I have it on good authority that the Thai word breakers have a very high 
error rate, perhaps 30%, despite some claims to the contrary.  I don't know 
about Japanese (which I imagine is much better) or Chinese.  Spell checking 
in Chinese would, I would have thought, been a moot issue, but maybe 
someone who knows more can comment.

> For inflection, compounding, and other morphology and such issues which
> give rise to many correct forms, either a "smart" spellchecker which knows
> about paradigms and irregular forms, as well as containing a dictionary is
> one approach. Another approach is to put the "smarts" into a program which
> builds a full dictionary including all inflections etc from a basic dictionary.

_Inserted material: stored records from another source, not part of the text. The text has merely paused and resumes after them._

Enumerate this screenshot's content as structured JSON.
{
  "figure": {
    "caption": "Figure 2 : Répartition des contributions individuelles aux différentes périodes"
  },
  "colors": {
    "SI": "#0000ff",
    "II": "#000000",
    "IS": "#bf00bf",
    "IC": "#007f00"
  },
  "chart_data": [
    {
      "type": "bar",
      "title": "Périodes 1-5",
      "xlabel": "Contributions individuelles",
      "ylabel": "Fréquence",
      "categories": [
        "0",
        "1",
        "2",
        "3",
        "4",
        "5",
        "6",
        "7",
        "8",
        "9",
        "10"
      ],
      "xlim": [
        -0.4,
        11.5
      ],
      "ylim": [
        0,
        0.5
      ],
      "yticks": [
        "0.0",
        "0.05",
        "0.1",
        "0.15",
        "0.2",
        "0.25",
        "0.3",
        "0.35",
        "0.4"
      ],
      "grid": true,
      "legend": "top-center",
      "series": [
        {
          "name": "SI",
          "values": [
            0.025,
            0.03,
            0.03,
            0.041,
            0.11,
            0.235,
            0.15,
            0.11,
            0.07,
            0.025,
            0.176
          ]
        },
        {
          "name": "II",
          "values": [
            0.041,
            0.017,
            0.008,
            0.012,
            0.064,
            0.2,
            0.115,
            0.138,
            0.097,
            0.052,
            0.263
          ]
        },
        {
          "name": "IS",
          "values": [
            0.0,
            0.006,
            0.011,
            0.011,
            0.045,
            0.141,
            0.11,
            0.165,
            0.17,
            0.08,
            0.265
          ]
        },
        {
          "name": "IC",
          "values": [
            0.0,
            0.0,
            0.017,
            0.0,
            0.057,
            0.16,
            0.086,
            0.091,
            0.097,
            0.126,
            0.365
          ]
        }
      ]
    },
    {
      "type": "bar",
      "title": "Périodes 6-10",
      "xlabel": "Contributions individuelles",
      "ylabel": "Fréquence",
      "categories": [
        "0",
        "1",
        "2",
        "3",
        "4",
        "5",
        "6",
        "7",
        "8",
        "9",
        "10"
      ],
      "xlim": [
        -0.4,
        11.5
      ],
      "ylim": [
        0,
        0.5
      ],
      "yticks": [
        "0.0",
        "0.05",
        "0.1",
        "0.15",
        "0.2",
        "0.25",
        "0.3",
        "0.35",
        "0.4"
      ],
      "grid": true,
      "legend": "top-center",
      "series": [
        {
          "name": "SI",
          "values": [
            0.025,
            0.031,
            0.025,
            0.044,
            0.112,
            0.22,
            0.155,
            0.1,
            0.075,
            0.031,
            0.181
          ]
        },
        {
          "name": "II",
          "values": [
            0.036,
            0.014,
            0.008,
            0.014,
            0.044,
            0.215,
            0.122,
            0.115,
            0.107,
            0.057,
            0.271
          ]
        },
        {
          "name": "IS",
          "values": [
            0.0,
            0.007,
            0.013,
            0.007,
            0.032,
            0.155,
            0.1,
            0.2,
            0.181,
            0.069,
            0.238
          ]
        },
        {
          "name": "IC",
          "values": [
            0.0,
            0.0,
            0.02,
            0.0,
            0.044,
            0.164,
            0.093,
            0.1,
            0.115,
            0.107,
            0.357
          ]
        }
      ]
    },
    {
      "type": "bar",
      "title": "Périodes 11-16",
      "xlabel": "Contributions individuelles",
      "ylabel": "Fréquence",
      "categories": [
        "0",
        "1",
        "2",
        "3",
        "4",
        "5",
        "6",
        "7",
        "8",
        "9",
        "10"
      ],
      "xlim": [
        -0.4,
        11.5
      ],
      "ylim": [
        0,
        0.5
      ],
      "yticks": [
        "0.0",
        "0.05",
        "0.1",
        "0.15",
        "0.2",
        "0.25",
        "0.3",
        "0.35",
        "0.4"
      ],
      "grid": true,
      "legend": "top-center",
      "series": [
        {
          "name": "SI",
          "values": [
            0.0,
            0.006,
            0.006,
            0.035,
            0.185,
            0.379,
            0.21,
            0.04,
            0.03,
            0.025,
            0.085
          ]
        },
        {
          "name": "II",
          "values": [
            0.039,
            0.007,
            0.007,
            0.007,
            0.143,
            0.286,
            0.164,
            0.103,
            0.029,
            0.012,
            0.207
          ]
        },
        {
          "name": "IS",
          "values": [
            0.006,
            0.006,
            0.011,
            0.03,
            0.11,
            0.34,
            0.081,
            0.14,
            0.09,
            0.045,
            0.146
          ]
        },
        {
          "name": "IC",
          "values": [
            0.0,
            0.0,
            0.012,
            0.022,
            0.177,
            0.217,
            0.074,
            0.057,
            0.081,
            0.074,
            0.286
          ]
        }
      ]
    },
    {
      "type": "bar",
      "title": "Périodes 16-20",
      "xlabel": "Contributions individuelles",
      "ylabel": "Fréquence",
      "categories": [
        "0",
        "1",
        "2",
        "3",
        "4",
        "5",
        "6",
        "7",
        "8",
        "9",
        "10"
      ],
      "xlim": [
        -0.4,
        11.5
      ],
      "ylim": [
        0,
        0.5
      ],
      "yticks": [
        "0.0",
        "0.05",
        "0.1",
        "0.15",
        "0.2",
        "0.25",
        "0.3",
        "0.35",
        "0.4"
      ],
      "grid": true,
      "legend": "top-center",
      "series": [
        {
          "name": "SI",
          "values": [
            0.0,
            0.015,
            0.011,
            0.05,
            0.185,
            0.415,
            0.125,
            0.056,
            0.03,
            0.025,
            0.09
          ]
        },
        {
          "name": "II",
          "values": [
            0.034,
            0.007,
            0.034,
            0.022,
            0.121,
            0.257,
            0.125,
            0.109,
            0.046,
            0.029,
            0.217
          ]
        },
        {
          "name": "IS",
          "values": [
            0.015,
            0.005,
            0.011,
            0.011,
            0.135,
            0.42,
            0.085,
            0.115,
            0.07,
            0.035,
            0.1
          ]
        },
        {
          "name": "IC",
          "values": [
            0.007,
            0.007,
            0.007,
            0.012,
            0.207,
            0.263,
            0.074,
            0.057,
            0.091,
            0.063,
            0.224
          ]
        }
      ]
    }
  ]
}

Yes, those were the two approaches I alluded to in my msg:

(1) You could use a language like perl to turn a list of stems, citation 
forms, or some such into a list of all the fully inflected forms of the 
language, taking into account the various paradigms (if the language has 
multiple paradigms), irregular forms (like 'went' in place of *'goed'), 
stem allomorphy or spelling changes under affixation (like 'tries' in place 
of *'trys"), and then use the list directly in a traditional spell checker, 
like ispell.  (Or if the morphology is _really_ simple, and the word list 
is not too long, you can do this by hand.)  Spell correcters can work off 
such a list, too.

(2) Alternatively, you can parse the inflected forms on the fly, using e.g. 
a finite state transducer.  Spell correction might be more difficult with 
this kind of approach (although I'm sure it can be done), but it is perhaps 
the only feasible route for highly inflected languages like Finnish.

> I have seen a very good spellchecker for Irish which used the latter method.

If the Irish spellchecker is based on the Irish morphology work that I'm 
familiar with, it uses (or at least is based on) the Xerox finite state 
toolkit.  This is work by Elaine Uí Dhonnchadha.